London—Burberry executives said today that the company will continue its push into China after the British luxury house posted a rise in second-quarter sales driven by growth in Asia and rising demand for coats and leathergoods.
“There is momentum in terms of strategy, sales and profit,”Stacey Cartwright, chief financial officer, said. The company reported 11% sales growth in its second quarter ended September 30, and a 17% increase in sales for the half year period.
Revenue rose to 382 million pounds (about $604 million) from 343 million pounds (about $543 million) in the same period in 2009. While the increases beat the 367.8 million pounds ($582.6 million) average estimate from market, growth was slower than the 27% sales increase in the first quarter.
Nonetheless, Angela Ahrendts, ceo, said Burberry expects full-year profit to be in the top half of market expectations. “Continued product innovation, digital and customer service initiatives, coupled with the recent acquisition of our Chinese retail operations, underpin our confidence in delivering long-term sustainable growth.”
Like many other luxurygoods brands, Burberry is looking toward Asia for its biggest growth. In July, the company bought out its franchise partner in China for $107.7 million.
China contributed 4% of this growth this year. Comparable store sales increased by 9% in the first half, with a second quarter rise of 8% slower than the 10% rise in the first quarter, but on tougher comparables. The company cited strong sales of outerwear and large leathergoods, as well as its Prorsum, shoes and children’s wear lines.

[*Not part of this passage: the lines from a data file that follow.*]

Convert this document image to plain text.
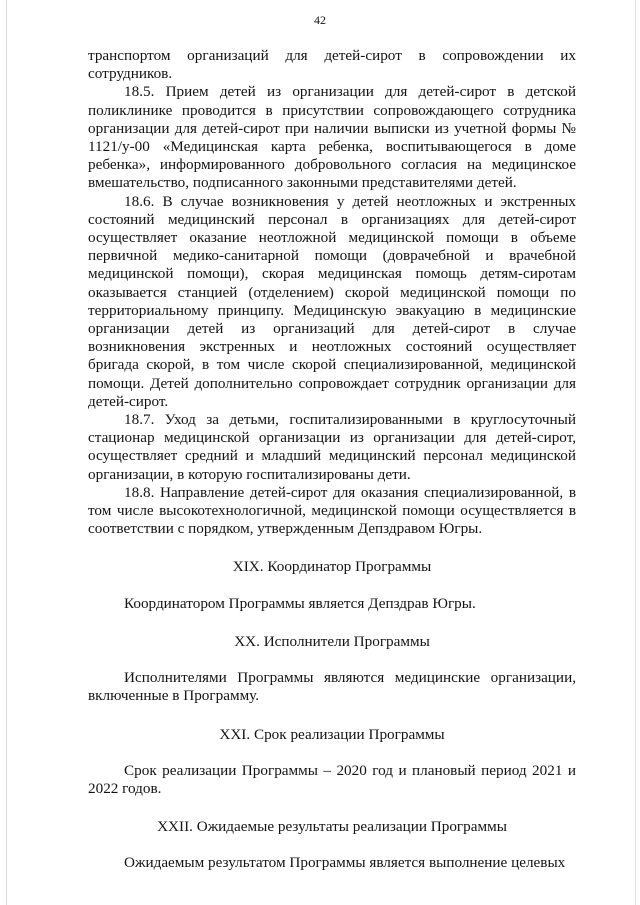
42

транспортом организаций для детей-сирот в сопровождении их сотрудников.

18.5. Прием детей из организации для детей-сирот в детской поликлинике проводится в присутствии сопровождающего сотрудника организации для детей-сирот при наличии выписки из учетной формы № 1121/у-00 «Медицинская карта ребенка, воспитывающегося в доме ребенка», информированного добровольного согласия на медицинское вмешательство, подписанного законными представителями детей.

18.6. В случае возникновения у детей неотложных и экстренных состояний медицинский персонал в организациях для детей-сирот осуществляет оказание неотложной медицинской помощи в объеме первичной медико-санитарной помощи (доврачебной и врачебной медицинской помощи), скорая медицинская помощь детям-сиротам оказывается станцией (отделением) скорой медицинской помощи по территориальному принципу. Медицинскую эвакуацию в медицинские организации детей из организаций для детей-сирот в случае возникновения экстренных и неотложных состояний осуществляет бригада скорой, в том числе скорой специализированной, медицинской помощи. Детей дополнительно сопровождает сотрудник организации для детей-сирот.

18.7. Уход за детьми, госпитализированными в круглосуточный стационар медицинской организации из организации для детей-сирот, осуществляет средний и младший медицинский персонал медицинской организации, в которую госпитализированы дети.

18.8. Направление детей-сирот для оказания специализированной, в том числе высокотехнологичной, медицинской помощи осуществляется в соответствии с порядком, утвержденным Депздравом Югры.

XIX. Координатор Программы

Координатором Программы является Депздрав Югры.

XX. Исполнители Программы

Исполнителями Программы являются медицинские организации, включенные в Программу.

XXI. Срок реализации Программы

Срок реализации Программы – 2020 год и плановый период 2021 и 2022 годов.

XXII. Ожидаемые результаты реализации Программы

Ожидаемым результатом Программы является выполнение целевых
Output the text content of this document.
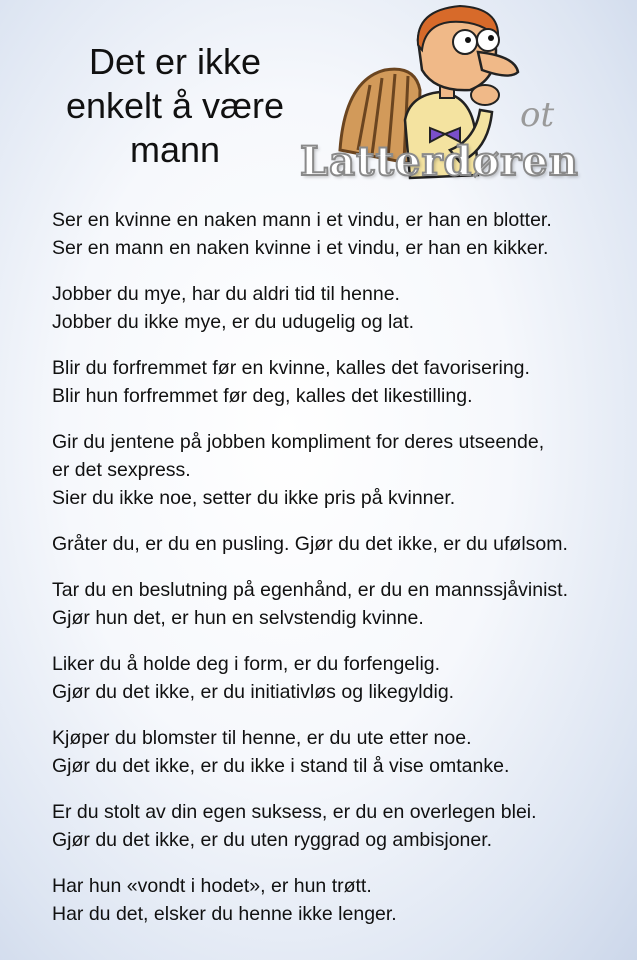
Det er ikke
enkelt å være
mann
ot
Latterdøren
Ser en kvinne en naken mann i et vindu, er han en blotter.
Ser en mann en naken kvinne i et vindu, er han en kikker.
Jobber du mye, har du aldri tid til henne.
Jobber du ikke mye, er du udugelig og lat.
Blir du forfremmet før en kvinne, kalles det favorisering.
Blir hun forfremmet før deg, kalles det likestilling.
Gir du jentene på jobben kompliment for deres utseende,
er det sexpress.
Sier du ikke noe, setter du ikke pris på kvinner.
Gråter du, er du en pusling. Gjør du det ikke, er du ufølsom.
Tar du en beslutning på egenhånd, er du en mannssjåvinist.
Gjør hun det, er hun en selvstendig kvinne.
Liker du å holde deg i form, er du forfengelig.
Gjør du det ikke, er du initiativløs og likegyldig.
Kjøper du blomster til henne, er du ute etter noe.
Gjør du det ikke, er du ikke i stand til å vise omtanke.
Er du stolt av din egen suksess, er du en overlegen blei.
Gjør du det ikke, er du uten ryggrad og ambisjoner.
Har hun «vondt i hodet», er hun trøtt.
Har du det, elsker du henne ikke lenger.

Replenishment, inventory and pricing strategies introduced during the second half of last year led to a material improvement in gross margin in this first half, the company said.
By region, Asia Pacific and Europe continued to deliver double-digit comparable store sales growth, with Hong Kong, the United Kingdom, Italy and France were among the best performing markets.
Wholesale revenue (excluding China) grew by 21% at constant exchange rates, slightly ahead of guidance. This largely reflects restocking by wholesale customers, following reduced demand in the same period last year. Asia Pacific, the Americas and emerging markets all showed above-average wholesale growth, while in Europe, the group’s largest wholesale region, sales were slightly ahead of last year.